Largely driven by human activity, climate change has been messing with the traditional concept of four seasons for a while now. Scientists have discovered that as the planet warms up, the tropics have been expanding by 0.1 to 0.2 degrees of latitude every decade, so that places that once had four seasons are shifting to having just two.
But even in regions with four seasons, weather and temperature patterns have been altered. Across the United States, the shift from cold weather in the winter to warm spring temperatures happens earlier now than it did in the past, and the period of winter weather is shorter and generally milder.
Even the heatwaves are starting later in the summer months.

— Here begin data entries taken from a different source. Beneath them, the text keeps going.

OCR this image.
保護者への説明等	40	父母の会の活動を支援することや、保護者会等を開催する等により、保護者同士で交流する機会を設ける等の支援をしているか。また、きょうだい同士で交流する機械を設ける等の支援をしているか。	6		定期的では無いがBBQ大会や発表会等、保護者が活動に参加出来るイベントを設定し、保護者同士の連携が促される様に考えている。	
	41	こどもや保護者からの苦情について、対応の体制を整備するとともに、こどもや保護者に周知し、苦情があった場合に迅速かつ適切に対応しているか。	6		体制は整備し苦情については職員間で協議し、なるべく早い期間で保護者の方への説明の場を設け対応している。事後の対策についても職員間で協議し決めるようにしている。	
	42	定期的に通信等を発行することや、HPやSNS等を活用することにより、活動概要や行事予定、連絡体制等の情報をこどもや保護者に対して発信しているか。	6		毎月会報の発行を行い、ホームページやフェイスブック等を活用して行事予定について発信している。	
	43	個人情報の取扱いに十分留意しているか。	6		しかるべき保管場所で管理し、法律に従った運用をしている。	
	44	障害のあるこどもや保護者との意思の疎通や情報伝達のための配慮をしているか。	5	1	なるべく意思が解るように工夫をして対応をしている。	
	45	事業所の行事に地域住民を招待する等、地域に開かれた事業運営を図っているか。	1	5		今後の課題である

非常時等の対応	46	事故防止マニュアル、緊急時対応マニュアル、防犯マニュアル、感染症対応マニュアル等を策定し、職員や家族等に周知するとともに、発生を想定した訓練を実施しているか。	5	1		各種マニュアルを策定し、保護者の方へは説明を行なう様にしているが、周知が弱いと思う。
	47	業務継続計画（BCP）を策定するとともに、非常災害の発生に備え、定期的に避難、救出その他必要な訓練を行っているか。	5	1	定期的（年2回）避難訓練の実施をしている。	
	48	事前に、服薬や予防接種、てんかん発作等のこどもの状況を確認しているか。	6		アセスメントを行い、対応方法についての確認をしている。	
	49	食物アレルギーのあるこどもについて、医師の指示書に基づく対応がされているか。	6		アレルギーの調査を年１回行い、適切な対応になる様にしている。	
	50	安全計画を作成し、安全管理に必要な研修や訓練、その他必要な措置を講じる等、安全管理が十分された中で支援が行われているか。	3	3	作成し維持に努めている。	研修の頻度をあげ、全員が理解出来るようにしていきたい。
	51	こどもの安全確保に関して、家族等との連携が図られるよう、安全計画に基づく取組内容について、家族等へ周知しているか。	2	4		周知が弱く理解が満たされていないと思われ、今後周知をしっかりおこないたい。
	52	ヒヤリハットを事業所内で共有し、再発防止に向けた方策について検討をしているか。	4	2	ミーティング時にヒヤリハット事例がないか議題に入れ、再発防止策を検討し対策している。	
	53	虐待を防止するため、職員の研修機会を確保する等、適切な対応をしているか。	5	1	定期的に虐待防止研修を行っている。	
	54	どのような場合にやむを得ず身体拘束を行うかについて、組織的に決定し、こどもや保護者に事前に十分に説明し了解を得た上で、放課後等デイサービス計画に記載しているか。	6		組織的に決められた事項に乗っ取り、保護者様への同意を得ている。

An extended period of record-breaking heat struck the central United States in late August 2023, with the worst conditions occurring on August 23 and 24 in northern Illinois and northwest Indiana.
This marked the first time since a July 1995 heatwave that Chicago experienced consecutive days with heat indices exceeding 115 degrees Fahrenheit (46 degrees Celsius).
Longer Summers, Shorter Winters
A 2021 study published in Geophysical Research Letters examined seasons in the Northern Hemisphere from 1952 to 2011 and found that global warming has altered the length and temperatures of the four seasons.
Traditionally, a year was divided into four equal-length seasons, but this is no longer the case. In this period, summer has lengthened, while spring, autumn and winter have shortened.
Summers have started earlier and extended by 4.2 days every 10 years, resulting in a 17-day increase in summer length over the last half-century. This has led to hotter summers with more frequent and prolonged heatwaves between May and September.
In contrast, winters, springs and autumns have all become shorter. Spring has decreased by nine days, autumn by five days, and winter by three days over the same time frame. These changes are attributed to shifts in the onset and withdrawal of these seasons. Spring and summer start earlier, while autumn and winter begin later.
Temperatures have also changed, with summers becoming longer and hotter, while winters have also warmed. In northern North America, winter temperatures have risen by more than 0.4 degrees Celsius every 10 years. Shorter, warmer spring and autumn seasons have become the new norm due to these shifts in season timing and temperature patterns.